A mad scientist played the keys surrounded by his tools concocting, creating, and playing wildly. I don't know what exactly Robert Walter was creating. It echoed, flowed with a playfulness and hyperactivity of baby turtles hurtling themselves toward the ocean and possessed a general pinch of electricity. His palms remained steadypulling back on occasion to remember their roots as hands. Music twisted and distorted itself from his portable lab while his face scrunched and screamed silently as if an eye of newt had accidentally slipped uncomfortably down his pants.

Robert most encapsulated the demeanor of Dr. Frankenstein but the creation was not his alone. The entire band, shrunken since I last saw them, grabbed vile after vile, throwing beats and woven rhythms of volatile sounds into the room, bubbling over. It was a spectacle of science: invisible, yet potent enough that my arms shot out in waves to grab the air around me as if I may have caught a tangible piece of the musical debris. Jason Smart on drums and Cochemea Gastolum on horns and various toys, concocted flavors and strands of the euphonic brew that moved my limbs and pulled my body in directions beyond the compass all at once. Each one of them took a turn mixing and tweaking the musictoo involved to sit back, watch and sinisterly laugh while exclaiming, "It's alive" (as should be required for any good mad scientist scene).

Metal knobs and buttons shimmered and disappeared under Cheme's fingers on the saxophone like raindrops on a lake. He grabbed as many instruments as he could find like a kid let loose in a musical playground for two hours where he got to make whatever he wanted and so built a castle out of tire swings and made the sandbox into a jungle gym.
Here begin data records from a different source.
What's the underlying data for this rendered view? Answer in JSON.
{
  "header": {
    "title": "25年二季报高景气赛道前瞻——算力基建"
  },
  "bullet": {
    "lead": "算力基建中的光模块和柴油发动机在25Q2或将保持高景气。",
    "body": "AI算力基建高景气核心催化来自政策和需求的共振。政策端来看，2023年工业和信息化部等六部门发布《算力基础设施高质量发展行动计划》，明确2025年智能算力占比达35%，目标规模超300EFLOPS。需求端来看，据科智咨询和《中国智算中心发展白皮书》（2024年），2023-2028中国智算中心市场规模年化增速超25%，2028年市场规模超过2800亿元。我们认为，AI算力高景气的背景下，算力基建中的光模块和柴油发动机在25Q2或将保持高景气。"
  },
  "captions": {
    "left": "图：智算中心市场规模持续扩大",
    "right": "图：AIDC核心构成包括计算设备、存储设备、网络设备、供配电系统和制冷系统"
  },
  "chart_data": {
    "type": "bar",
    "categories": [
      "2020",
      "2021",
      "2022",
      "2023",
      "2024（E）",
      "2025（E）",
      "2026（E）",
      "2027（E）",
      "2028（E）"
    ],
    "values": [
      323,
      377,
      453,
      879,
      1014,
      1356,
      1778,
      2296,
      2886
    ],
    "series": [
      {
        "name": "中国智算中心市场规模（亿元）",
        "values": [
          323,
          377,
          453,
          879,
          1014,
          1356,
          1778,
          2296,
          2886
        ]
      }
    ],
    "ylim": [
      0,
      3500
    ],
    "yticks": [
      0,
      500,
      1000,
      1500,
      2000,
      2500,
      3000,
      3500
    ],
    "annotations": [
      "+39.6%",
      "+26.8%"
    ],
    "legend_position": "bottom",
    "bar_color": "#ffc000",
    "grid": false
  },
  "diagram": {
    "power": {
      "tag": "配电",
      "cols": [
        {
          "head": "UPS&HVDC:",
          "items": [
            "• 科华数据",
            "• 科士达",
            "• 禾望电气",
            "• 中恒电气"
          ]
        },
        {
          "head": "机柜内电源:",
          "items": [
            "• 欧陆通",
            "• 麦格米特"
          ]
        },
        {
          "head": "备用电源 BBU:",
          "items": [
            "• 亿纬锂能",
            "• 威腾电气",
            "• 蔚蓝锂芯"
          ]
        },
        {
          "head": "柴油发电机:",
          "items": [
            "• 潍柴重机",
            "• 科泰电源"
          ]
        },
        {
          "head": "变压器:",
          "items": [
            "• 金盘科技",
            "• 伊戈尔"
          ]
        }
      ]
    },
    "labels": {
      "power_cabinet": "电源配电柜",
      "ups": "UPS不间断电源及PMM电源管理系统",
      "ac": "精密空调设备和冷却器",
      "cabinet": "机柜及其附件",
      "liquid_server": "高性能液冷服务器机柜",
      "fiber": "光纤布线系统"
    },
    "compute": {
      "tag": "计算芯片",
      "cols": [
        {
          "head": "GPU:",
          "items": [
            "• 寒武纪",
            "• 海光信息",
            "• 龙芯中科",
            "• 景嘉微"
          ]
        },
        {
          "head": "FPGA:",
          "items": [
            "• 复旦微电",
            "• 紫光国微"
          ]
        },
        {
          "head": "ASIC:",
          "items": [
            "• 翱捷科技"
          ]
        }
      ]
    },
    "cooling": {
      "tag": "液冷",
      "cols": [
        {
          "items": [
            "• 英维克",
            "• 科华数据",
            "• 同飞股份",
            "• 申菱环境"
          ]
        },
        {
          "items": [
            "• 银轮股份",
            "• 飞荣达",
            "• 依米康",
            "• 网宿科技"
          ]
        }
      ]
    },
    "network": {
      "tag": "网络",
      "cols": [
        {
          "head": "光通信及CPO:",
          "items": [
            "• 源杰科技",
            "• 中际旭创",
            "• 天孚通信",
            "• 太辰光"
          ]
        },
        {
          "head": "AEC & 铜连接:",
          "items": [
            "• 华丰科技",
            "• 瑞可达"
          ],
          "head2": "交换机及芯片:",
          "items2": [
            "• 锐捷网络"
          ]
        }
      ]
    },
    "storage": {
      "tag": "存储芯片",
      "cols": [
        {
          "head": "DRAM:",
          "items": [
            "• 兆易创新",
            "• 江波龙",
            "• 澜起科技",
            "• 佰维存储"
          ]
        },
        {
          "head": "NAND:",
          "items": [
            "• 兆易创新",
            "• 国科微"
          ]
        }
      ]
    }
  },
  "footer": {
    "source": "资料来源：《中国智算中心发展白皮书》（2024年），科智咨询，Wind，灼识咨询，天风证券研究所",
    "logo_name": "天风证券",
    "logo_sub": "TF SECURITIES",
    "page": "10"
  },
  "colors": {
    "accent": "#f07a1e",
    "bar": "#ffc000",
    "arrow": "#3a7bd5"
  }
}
He played the saxophone, the flute, a cowbell, a tambourine, and the cowbell with the tambourine, often intentionally offbeat, spiking the musical fog with interesting darts to fathom and build from.

Jason Smart is the drummer for Jacob Fred Jazz Odyssey as well and I'm continually impressed with his skills in setting loose sounds from the drums with gentle precision and intense power. He pounds, twiddles, explores and invokes beats, often with closed eyes during his solos. How does he hit the right head in the right place? How does he not get lost? He seems to have created some form of high-quality wave in his invisible beaker that guides his limbs, or drumsticks, like bats communicating in sonar. This is what they should teach in high school chemistry classes.

Drum solos nestled between the echoing funk of brass and keys transformed the room into a pulsing heart. The walls of the Fez Ballroom could have been stretched drumheads over two by fours and plaster. I stood at the front of the stage, safely away from the couches and comfy love seats that were surely shimmying their way inward, carrying the masses and riding vibrations toward the evening's pulsing source. This sort of music doesn't allow for observers, all who entered were in it and at the whim of this musical vessel.